Ты слыхал, как вихри носятся, завывая сквозь трубу?
Ты узнал, как сердце просится прочь бежать, сломив судьбу?
Ты узнал души рыдание без слезы сомкнутых глаз?
Ты узнал ли всё страдание ведать мысль в последний раз?
За порогом
Живой! Ты не знаешь, куда ты вступил?
Ты ищешь мгновений в Былом!
Но звоны струны и бряцанья кадил
Смолкают в моей равновстречности сил.
Здесь Ворон провеял крылом.
Я судьбы свершаю, я пряжу пряду.
Ты ведал, как колется тёрн?
Лишь капелька крови, – и ум твой в бреду,
И сон твой чрез триста я лет поведу.
Я Норна. Ты знаешь ли Норн?
В лесу
Я был в лесу. Деревья не дрожали.
Они застыли в ясной тишине.
Как будто в мире не было печали.
Как будто пытку не судили мне.
Кто присудил? Не так же ль я безгласен,
Как этот мир ветвей, вершин, стволов?
Не так же ль мир мечты воздушно ясен,
Моей мечты и тиховейных снов?
Но вот, когда деревья, тесным кругом,
Друг другу дышат, и сплетясь растут,
Я должен быть врагом иль скудным другом,
Душой быть там, когда прикован тут.
Раздельность дней.
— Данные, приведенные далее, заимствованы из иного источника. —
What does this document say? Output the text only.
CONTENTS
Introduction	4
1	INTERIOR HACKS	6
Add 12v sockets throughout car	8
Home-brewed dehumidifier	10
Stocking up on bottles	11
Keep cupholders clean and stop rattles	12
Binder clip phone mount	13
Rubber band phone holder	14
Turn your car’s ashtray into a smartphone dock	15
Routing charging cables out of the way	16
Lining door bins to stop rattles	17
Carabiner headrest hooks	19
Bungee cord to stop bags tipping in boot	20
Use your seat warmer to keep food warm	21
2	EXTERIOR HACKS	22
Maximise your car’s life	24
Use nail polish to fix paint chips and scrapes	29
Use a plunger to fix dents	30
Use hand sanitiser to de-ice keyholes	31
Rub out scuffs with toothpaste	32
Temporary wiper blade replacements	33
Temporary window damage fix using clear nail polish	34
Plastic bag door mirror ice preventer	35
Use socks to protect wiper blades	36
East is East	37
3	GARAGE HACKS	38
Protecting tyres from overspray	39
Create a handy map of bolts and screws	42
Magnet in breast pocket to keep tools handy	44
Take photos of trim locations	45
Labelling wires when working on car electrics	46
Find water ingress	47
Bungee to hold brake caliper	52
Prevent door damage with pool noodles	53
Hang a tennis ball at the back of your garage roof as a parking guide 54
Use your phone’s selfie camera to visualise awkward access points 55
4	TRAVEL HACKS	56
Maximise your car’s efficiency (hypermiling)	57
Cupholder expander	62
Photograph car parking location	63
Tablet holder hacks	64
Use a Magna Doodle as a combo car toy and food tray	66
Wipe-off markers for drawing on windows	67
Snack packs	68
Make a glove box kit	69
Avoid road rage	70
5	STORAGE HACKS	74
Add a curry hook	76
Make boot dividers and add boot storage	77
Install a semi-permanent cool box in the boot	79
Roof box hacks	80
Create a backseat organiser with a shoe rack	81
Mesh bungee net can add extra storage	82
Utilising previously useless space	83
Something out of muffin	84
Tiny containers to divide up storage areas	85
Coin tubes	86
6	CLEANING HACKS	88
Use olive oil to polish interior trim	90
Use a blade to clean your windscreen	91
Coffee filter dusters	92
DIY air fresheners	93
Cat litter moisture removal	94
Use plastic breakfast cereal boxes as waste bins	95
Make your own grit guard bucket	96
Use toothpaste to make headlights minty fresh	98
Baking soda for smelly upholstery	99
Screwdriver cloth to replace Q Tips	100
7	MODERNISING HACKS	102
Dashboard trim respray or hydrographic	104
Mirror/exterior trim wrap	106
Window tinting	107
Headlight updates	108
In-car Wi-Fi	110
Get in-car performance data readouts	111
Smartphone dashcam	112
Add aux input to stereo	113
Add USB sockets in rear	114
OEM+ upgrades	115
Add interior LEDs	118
Безбрежность разлученья.
Прощай. Прощай. Чуть встретился, прощай.
Идти путём глубокого мученья,
И лишь на миг входить, чрез зиму, в май.
Я падаю. Встаю. Иду. Теряюсь.
Молю тебя: ты, кто-нибудь, услышь.
Схожу с ума. В бездонном изменяюсь.
Но лес молчит. Молчит. Какая тишь!
Всё ближе
Всё ближе, и ближе к заветному краю, ещё, и ещё, и совсем.
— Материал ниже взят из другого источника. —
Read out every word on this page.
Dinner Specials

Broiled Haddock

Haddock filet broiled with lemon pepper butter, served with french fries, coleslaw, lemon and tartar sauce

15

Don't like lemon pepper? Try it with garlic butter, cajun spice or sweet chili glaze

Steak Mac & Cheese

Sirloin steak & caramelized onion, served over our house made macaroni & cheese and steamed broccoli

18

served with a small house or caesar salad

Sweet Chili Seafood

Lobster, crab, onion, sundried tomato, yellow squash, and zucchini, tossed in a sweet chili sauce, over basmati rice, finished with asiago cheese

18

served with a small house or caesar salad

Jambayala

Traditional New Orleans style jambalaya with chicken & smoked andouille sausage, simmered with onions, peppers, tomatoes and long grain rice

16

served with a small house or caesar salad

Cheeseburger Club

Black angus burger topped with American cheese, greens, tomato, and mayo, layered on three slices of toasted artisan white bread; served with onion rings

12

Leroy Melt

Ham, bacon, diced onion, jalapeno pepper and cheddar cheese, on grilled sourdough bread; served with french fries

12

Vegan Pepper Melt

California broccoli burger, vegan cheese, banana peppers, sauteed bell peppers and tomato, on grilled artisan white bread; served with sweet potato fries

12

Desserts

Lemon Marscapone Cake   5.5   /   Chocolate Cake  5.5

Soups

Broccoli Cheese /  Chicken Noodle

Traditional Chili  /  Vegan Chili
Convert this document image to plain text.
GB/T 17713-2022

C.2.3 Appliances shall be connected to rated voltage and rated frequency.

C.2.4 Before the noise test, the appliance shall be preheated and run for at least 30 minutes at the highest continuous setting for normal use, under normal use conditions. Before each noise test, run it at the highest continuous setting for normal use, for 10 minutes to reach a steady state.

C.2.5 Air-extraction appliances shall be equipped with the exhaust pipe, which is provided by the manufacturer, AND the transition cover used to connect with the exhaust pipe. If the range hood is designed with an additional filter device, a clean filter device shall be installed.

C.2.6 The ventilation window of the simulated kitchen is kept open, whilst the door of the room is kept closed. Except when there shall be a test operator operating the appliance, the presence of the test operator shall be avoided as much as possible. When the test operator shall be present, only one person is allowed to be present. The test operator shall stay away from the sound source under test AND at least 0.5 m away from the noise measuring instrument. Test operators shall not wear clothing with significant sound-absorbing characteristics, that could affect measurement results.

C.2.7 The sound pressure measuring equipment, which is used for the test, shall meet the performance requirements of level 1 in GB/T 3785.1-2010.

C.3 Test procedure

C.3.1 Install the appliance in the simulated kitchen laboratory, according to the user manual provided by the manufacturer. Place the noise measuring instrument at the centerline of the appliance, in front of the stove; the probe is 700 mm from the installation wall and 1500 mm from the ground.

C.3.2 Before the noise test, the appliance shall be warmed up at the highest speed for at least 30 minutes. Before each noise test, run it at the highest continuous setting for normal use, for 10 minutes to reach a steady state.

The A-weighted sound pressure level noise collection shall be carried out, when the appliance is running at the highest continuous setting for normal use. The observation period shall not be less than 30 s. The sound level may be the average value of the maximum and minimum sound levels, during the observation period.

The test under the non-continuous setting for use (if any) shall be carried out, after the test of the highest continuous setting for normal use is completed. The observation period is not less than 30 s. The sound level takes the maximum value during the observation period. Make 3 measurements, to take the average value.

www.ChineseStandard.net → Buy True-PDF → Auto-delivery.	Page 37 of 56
Иду ли я к бездне, иль к светлому раю, – не знаю, и слеп я, и нем.
И если б я видел, – пойду необманно, чтоб только, до края дойти.
И если бы мог вопрошать, – не спросил бы других о последнем пути.
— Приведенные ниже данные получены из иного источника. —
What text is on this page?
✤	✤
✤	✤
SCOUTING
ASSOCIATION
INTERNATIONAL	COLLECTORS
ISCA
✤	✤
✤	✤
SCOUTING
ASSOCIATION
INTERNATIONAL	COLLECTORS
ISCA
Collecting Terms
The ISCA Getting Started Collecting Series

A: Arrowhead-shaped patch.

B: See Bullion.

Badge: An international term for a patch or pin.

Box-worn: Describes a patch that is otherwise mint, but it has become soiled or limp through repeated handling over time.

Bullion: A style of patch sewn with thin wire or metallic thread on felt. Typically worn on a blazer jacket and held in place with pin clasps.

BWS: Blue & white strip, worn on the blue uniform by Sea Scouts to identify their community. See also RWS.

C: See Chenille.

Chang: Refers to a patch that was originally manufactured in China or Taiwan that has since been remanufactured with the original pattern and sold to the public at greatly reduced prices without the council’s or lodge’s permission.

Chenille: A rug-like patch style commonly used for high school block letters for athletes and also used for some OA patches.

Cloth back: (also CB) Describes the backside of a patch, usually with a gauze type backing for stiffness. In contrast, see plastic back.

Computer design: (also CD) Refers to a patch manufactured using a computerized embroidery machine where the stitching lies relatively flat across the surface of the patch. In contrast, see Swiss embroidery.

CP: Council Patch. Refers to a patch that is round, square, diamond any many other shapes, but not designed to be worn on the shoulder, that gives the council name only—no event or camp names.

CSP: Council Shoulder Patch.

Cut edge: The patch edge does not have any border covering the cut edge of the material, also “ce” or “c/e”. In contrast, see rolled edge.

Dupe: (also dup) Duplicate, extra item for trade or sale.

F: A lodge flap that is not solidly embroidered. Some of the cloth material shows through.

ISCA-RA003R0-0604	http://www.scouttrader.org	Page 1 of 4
Я буду ли вечно глядеть на повторность – всего – в кругозданных зрачках?
Я буду ли вечно вникать в неземное – в земных и людских голосах?
Иду, и уж ноги скользят, – и секунды звенят о черту острия.
Как радостно быть без конца одиноким, и ведать, что Вечность – моя.
Колосья
Качаются, качаются
Колосья пожелтелые.
Встречаются, венчаются
В мечты минутно смелые.
Целуются, целуются
Воздушностью касания.
В мгновении милуются
Предсмертные лобзания.
Ущерб
Шумели и шушукались
Сосны шуршащей сучья.
А рыбы убаюкались,
Уснула жадность щучья,
Наевшися плотиц,
Среди речных станиц.
Настали дни осенние,
В лугах одни отавы,
Всё пленнее и пленнее
Объеденные травы.
Воздушный клин вдали, –
Исчезли журавли.
И воют оголтелые,
В ночи, сычи и совы.
И заморозки белые
Плетут полям покровы.
И в небе жёлтый серп
Свёл в цельность весь ущерб.
Зима («Ветры зиму строят на высотах…»)
Ветры зиму строят на высотах.
В бледном, в серебристом, в позолотах.
Много рассыпают белых роз.
Звонкий укрепляется мороз.
Горы увенчали в снеговое.
Белым озарили голубое.
Скованность скрепили как закон.
Белой смерти дали вышний трон.
Северное сияние
Что северным мы называем сияньем,
Есть не сиянье, – игранье лучей.
Владеет великим оно расстояньем,
Рожденье различным даёт чарованьям,
Узорной легендой встаёт для очей.
Сперва это – отбель: на Севере, белый,
Бледнеющий свет, как бы Млечный путь,
Но вот розовеют цветные пределы,
Багровеют зорники, зори те смелы,
Лучи полосами, цветочная жуть,
Столбы ярко-красные, вон ещё синий,
Огнём наливаются там багрецы,
Играют костры по воздушной пустыне,
И треск перекатный, во все концы.
То – сполохи. Рдеют и зреют убранства,
В ночи, осиянные, дышат столбы.
Какой пролегает здесь путь чрез пространство?
О чём то, по краскам, гаданье Судьбы.
Серебряный путь
Снег был за-ночь. Убелилась верея.
Удорожилась дороженька моя.
От пороши самой первой – санный путь.
В осребрённость. Сердце, есть на что взглянуть.
Снегом белым всё прикрыла нам Зима.
Лес как сказка. Звёздной ночью светит тьма.
И не знаешь, звёзды ль, снег ли весь в лучах.
Или это – что-то здесь – в моих глазах.